I have the smooth on silicone stuff in my soap shack to try mold making with but haven't braved it yet.  So I will be watching this feed!


----------



## glendam (Dec 8, 2020)

I have done the ones with the dishwashing method, did not have an issue with the vinegar smell, though it did take days to go away:

And the ones with the silicone kits from Hobby Lobby:  
And lately with a silicone kit I bought from amazon (for a column embed):

Will be happy to help if you have any questions.  I have also tried the cornstach and silicone method but favor the dishwashing method better.


----------



## TashaBird (Dec 8, 2020)

@glendam of course you have!
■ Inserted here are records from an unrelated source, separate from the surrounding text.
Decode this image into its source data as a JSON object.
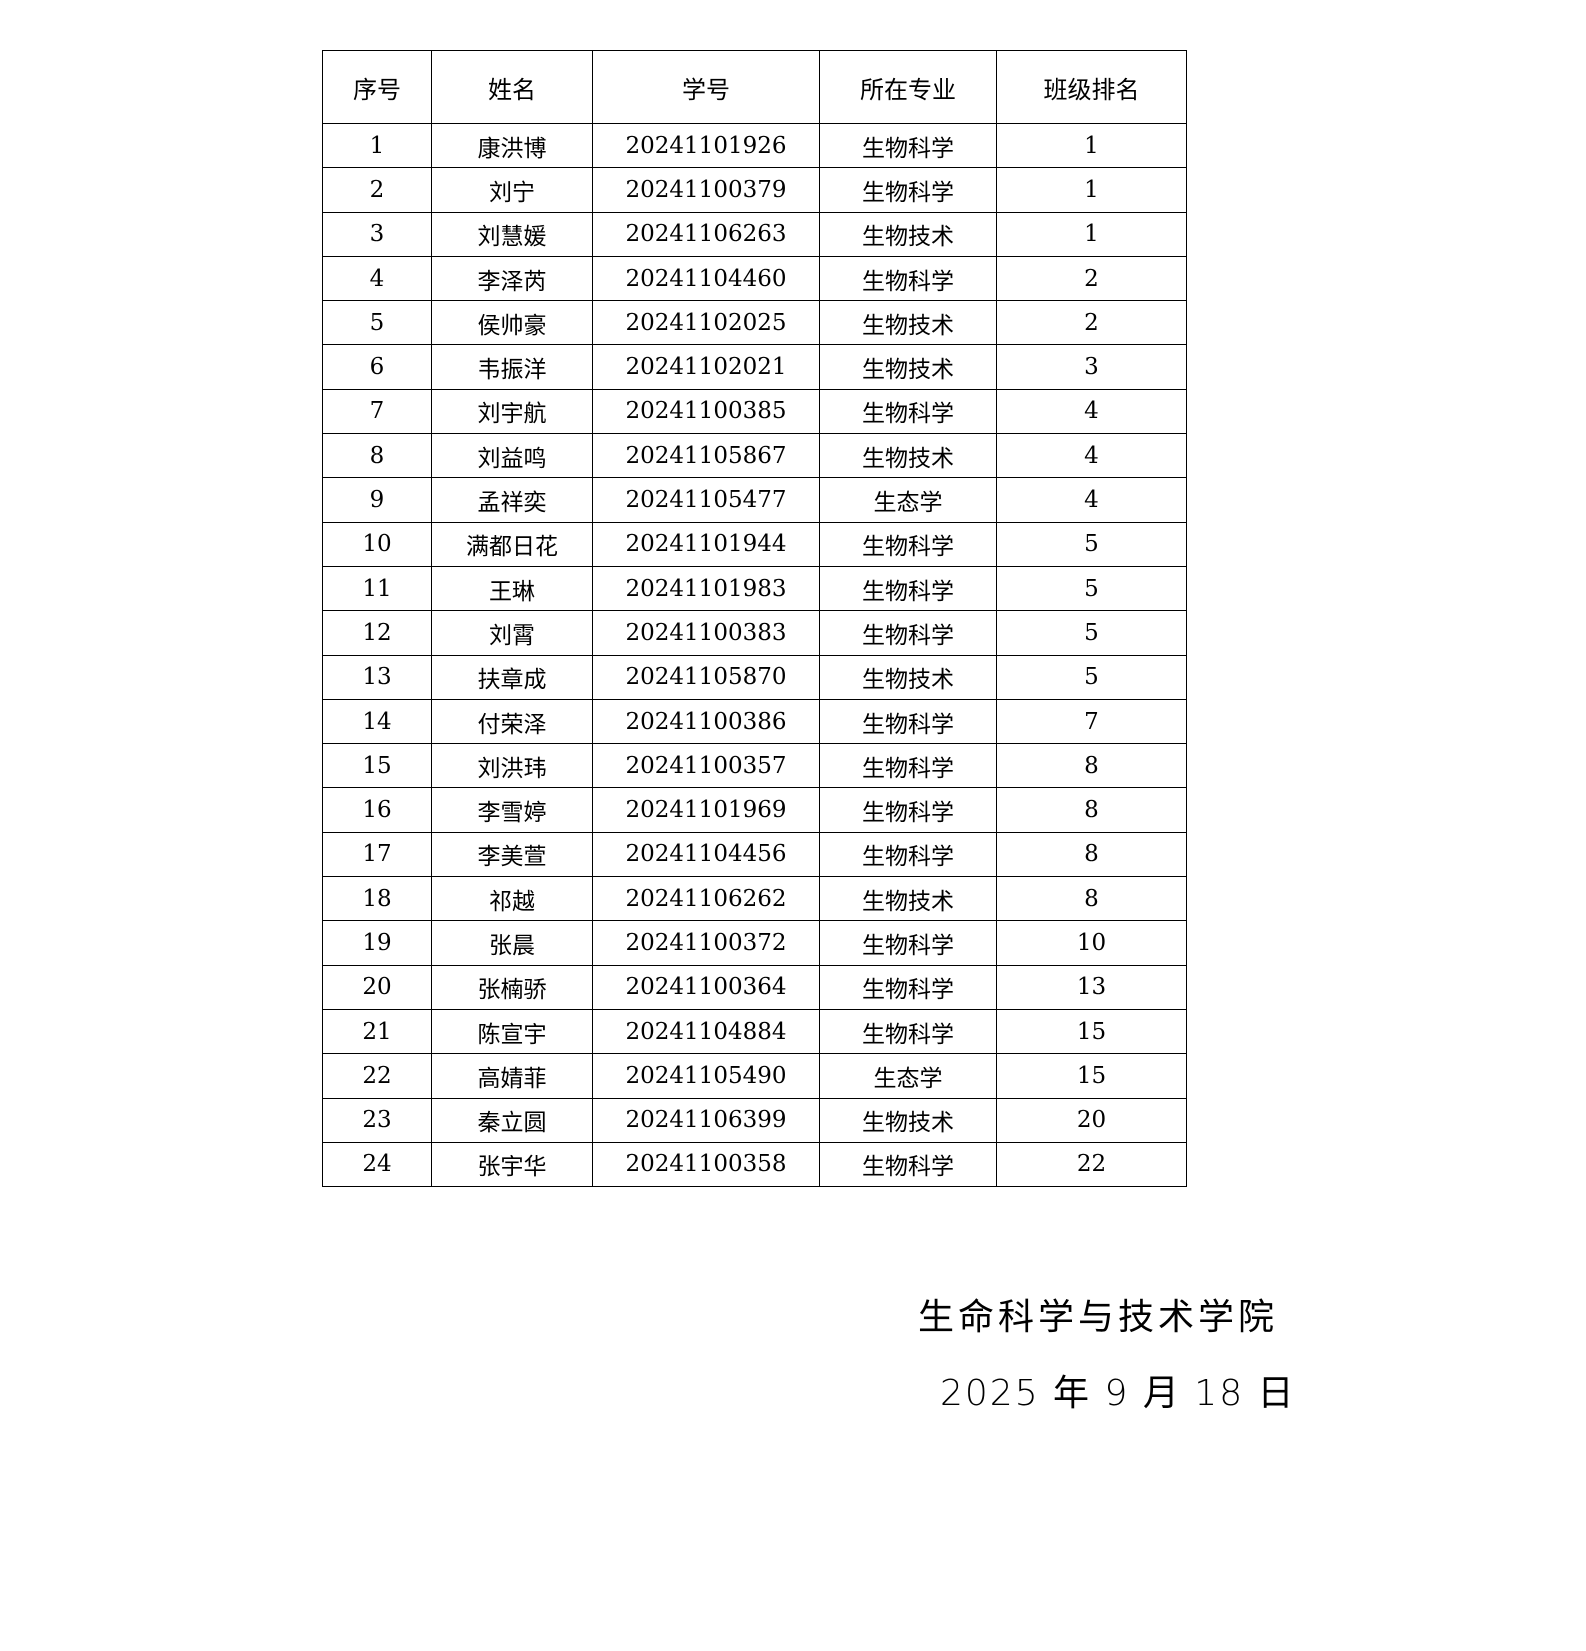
{
  "table": {
    "headers": [
      "序号",
      "姓名",
      "学号",
      "所在专业",
      "班级排名"
    ],
    "rows": [
      [
        "1",
        "康洪博",
        "20241101926",
        "生物科学",
        "1"
      ],
      [
        "2",
        "刘宁",
        "20241100379",
        "生物科学",
        "1"
      ],
      [
        "3",
        "刘慧媛",
        "20241106263",
        "生物技术",
        "1"
      ],
      [
        "4",
        "李泽芮",
        "20241104460",
        "生物科学",
        "2"
      ],
      [
        "5",
        "侯帅豪",
        "20241102025",
        "生物技术",
        "2"
      ],
      [
        "6",
        "韦振洋",
        "20241102021",
        "生物技术",
        "3"
      ],
      [
        "7",
        "刘宇航",
        "20241100385",
        "生物科学",
        "4"
      ],
      [
        "8",
        "刘益鸣",
        "20241105867",
        "生物技术",
        "4"
      ],
      [
        "9",
        "孟祥奕",
        "20241105477",
        "生态学",
        "4"
      ],
      [
        "10",
        "满都日花",
        "20241101944",
        "生物科学",
        "5"
      ],
      [
        "11",
        "王琳",
        "20241101983",
        "生物科学",
        "5"
      ],
      [
        "12",
        "刘霄",
        "20241100383",
        "生物科学",
        "5"
      ],
      [
        "13",
        "扶章成",
        "20241105870",
        "生物技术",
        "5"
      ],
      [
        "14",
        "付荣泽",
        "20241100386",
        "生物科学",
        "7"
      ],
      [
        "15",
        "刘洪玮",
        "20241100357",
        "生物科学",
        "8"
      ],
      [
        "16",
        "李雪婷",
        "20241101969",
        "生物科学",
        "8"
      ],
      [
        "17",
        "李美萱",
        "20241104456",
        "生物科学",
        "8"
      ],
      [
        "18",
        "祁越",
        "20241106262",
        "生物技术",
        "8"
      ],
      [
        "19",
        "张晨",
        "20241100372",
        "生物科学",
        "10"
      ],
      [
        "20",
        "张楠骄",
        "20241100364",
        "生物科学",
        "13"
      ],
      [
        "21",
        "陈宣宇",
        "20241104884",
        "生物科学",
        "15"
      ],
      [
        "22",
        "高婧菲",
        "20241105490",
        "生态学",
        "15"
      ],
      [
        "23",
        "秦立圆",
        "20241106399",
        "生物技术",
        "20"
      ],
      [
        "24",
        "张宇华",
        "20241100358",
        "生物科学",
        "22"
      ]
    ]
  },
  "footer": {
    "organization": "生命科学与技术学院",
    "date": "2025 年 9 月 18 日"
  }
}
You make such great stuff! Thank you for the videos YAY!


----------



## TashaBird (Dec 9, 2020)

@glendam with the unicorn, were you able to use the mold again? If so, how did you keep it from leaking?


----------



## glendam (Dec 9, 2020)

TashaBird said:


> @glendam of course you have! You make such great stuff! Thank you for the videos YAY!
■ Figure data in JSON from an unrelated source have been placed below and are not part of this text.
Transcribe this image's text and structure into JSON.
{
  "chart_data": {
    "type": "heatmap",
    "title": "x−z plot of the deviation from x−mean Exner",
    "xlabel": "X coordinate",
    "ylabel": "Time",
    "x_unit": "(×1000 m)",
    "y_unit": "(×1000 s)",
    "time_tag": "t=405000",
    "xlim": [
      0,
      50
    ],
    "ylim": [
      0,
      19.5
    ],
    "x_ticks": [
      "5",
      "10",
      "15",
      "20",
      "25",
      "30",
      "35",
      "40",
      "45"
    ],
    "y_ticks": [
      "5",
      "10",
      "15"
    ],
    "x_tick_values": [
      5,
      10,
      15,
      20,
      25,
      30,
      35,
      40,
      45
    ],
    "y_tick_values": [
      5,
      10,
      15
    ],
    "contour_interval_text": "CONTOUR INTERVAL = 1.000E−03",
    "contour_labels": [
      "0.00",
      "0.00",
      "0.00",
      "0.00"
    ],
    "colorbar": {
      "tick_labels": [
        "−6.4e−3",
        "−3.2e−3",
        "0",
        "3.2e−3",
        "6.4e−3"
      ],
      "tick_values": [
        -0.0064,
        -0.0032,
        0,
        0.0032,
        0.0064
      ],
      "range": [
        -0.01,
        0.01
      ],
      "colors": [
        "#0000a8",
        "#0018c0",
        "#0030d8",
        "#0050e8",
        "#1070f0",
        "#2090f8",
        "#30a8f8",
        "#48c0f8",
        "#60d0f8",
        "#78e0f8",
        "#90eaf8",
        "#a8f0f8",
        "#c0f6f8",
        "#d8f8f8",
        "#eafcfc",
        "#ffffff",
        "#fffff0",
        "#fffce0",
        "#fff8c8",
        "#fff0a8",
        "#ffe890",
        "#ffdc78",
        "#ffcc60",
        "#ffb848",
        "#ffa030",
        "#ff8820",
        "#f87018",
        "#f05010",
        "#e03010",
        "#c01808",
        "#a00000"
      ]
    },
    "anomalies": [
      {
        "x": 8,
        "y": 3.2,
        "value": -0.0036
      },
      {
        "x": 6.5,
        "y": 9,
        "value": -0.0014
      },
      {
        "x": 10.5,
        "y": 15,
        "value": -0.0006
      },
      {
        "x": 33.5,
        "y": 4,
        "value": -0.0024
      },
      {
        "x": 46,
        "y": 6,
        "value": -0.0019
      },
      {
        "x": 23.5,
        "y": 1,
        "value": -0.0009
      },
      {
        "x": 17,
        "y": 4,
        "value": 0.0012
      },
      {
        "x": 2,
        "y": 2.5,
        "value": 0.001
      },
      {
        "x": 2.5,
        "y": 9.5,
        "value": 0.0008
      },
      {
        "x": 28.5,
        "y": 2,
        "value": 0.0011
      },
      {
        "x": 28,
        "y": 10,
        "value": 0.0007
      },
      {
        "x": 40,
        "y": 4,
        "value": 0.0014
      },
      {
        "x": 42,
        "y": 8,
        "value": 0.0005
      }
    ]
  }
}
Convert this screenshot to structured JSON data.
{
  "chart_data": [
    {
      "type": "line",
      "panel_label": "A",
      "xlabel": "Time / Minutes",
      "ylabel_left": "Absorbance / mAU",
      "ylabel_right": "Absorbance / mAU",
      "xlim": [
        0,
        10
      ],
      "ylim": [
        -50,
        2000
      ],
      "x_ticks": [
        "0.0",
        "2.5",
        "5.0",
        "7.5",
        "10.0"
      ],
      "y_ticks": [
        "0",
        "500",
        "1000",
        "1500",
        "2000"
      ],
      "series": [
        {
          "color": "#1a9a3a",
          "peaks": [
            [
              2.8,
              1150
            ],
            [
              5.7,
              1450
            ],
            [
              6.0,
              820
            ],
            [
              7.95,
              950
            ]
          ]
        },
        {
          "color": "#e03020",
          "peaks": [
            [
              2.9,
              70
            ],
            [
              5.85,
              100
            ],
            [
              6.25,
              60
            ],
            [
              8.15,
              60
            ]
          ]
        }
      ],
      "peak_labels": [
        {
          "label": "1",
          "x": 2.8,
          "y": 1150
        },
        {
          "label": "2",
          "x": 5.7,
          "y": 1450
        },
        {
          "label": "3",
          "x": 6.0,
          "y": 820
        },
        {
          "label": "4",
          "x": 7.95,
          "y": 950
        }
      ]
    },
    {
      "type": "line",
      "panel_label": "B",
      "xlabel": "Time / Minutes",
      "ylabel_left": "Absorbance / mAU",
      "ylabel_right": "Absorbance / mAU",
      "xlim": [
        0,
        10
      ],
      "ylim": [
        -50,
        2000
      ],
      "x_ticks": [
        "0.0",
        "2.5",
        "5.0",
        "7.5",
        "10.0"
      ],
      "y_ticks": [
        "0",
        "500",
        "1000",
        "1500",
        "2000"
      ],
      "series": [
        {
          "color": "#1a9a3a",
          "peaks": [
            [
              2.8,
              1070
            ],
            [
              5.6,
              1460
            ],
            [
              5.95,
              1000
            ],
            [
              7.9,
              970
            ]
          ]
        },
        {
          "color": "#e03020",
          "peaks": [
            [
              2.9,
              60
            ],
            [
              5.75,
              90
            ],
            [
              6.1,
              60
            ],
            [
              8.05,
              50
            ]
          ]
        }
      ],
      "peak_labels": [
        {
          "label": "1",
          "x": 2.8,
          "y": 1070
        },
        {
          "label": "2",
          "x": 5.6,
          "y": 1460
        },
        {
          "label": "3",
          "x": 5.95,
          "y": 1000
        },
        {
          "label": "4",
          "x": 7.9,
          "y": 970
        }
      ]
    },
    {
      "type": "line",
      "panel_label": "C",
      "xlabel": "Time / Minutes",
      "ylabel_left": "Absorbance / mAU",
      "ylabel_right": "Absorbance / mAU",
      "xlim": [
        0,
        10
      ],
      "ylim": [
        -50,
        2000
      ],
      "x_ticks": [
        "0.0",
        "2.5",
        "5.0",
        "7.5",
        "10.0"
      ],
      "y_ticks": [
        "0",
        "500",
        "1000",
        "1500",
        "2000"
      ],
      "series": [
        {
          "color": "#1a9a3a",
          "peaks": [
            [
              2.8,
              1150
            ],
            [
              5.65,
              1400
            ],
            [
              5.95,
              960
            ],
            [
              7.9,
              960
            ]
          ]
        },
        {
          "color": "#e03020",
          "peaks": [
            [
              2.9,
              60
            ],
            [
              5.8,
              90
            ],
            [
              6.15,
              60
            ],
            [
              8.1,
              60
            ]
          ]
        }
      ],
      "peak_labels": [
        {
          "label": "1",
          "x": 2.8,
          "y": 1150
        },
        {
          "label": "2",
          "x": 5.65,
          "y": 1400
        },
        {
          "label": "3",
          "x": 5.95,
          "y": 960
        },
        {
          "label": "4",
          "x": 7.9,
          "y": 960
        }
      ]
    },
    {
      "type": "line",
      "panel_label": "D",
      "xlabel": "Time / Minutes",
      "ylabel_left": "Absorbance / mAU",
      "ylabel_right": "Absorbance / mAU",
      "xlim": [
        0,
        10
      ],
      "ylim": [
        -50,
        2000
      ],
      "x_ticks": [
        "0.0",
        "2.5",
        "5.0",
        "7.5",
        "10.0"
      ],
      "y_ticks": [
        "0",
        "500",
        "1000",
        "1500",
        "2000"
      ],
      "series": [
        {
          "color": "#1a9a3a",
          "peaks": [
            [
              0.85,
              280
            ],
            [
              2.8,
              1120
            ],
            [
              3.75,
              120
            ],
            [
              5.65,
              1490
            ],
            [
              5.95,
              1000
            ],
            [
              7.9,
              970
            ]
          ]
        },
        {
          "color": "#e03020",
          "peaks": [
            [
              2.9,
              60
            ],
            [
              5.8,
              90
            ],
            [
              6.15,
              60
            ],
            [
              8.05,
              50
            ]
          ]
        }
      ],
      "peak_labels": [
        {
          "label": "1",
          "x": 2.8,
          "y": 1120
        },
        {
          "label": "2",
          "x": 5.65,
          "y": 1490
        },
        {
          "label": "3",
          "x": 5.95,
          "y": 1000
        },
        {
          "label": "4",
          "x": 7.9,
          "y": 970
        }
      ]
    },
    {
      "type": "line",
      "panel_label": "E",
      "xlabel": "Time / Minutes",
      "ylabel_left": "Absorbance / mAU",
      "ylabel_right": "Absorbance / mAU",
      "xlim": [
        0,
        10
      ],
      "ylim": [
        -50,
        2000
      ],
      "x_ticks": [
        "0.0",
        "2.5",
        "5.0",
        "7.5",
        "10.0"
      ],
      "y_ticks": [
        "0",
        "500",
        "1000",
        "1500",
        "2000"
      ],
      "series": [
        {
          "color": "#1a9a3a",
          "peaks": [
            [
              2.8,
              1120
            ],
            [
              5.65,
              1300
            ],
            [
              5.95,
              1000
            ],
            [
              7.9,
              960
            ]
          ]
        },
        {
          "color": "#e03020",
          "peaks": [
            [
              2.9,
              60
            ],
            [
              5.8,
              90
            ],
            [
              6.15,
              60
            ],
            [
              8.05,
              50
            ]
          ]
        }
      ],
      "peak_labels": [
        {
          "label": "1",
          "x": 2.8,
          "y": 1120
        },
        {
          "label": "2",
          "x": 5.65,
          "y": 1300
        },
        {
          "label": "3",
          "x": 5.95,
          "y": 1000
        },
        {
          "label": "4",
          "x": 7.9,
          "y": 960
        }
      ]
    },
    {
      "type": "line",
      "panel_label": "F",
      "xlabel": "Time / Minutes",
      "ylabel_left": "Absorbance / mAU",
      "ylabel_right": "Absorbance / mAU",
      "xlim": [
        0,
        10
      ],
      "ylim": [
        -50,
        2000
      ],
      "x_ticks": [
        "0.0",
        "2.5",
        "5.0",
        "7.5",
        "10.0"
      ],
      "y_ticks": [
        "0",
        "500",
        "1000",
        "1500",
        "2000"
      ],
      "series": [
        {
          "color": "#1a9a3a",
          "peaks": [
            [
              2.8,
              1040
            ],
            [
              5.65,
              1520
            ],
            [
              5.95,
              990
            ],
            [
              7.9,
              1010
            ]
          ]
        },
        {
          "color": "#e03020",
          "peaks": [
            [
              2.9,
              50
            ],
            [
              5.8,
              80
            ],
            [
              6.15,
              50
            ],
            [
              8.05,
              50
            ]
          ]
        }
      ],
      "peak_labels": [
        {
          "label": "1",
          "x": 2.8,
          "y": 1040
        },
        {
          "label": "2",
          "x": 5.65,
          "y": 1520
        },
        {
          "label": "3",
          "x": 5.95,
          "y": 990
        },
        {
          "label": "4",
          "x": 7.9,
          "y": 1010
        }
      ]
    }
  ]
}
You are most welcome!  I will say that the silicone from hardware store and dishwashing method is perhaps the cheapest way if you are making small molds that you won't be using all the time  (They can tear  with use if overstretched).  The stuff from Amazon (or hobby lobby) that makes a very fluid/pourable silicone, is very good but pricey and has a short shelf life.  It needs to be used I believe within 6 months of purchase.  Be mindful of what you make a mold of, bc of copyright stuff if you are going to sell it, but other  than that, have fun!


----------



## glendam (Dec 9, 2020)

TashaBird said:


> @glendam with the unicorn, were you able to use the mold again? If so, how did you keep it from leaking?


I did use it again, but since I was using it with soap dough, it did not leak.  If I was making it for MP or cold process, I would probably put it in a container of a similar shape so that if there is any leakage it would be contained, it would be tricky though.  I made a mold of a lamb once for MP and to avoid leakage, I did not cut it but made it open at the bottom.  Removing the figure was tricky and that was when I learn molds could tear over time if over stretched!


----------



## earlene (Dec 10, 2020)

I have also made molds with silicone caulking & dish soap.  And I have used the Naphtha + silicone caulking method. Both have a strong odor, but the latter is the worst of the two.  Plus Naphtha is a flammable chemical, so you have to be pretty cautious with it generally.  I have also used the cornstarch + silicone method.  I think it was that one (cornstarch) that became brittle over time.  

My recommendation if you try any these methods is to set up a work space in your garage or better yet, at a picnic table in the back yard.  Even outdoors on a deck is preferable to smelling up your home.  I've done it outside and as long as the weather is good, there the molds stayed to cure.  

As for the odor, the caulking smell is bad enough on it's own, but with cornstarch it eventually wasn't so bad.  The worst one was the Naphtha + silicone mold.  The odor never seemed to go away, but we tossed it eventually anyway, so I can't say how long that one would have taken to dissipate.

But here's a video on that method if you are interested:


When I did it, I used more Naphtha than this guy, and in fact, painted the material onto to the surface, so that is probably part of the reason it was so awful smelling.


----------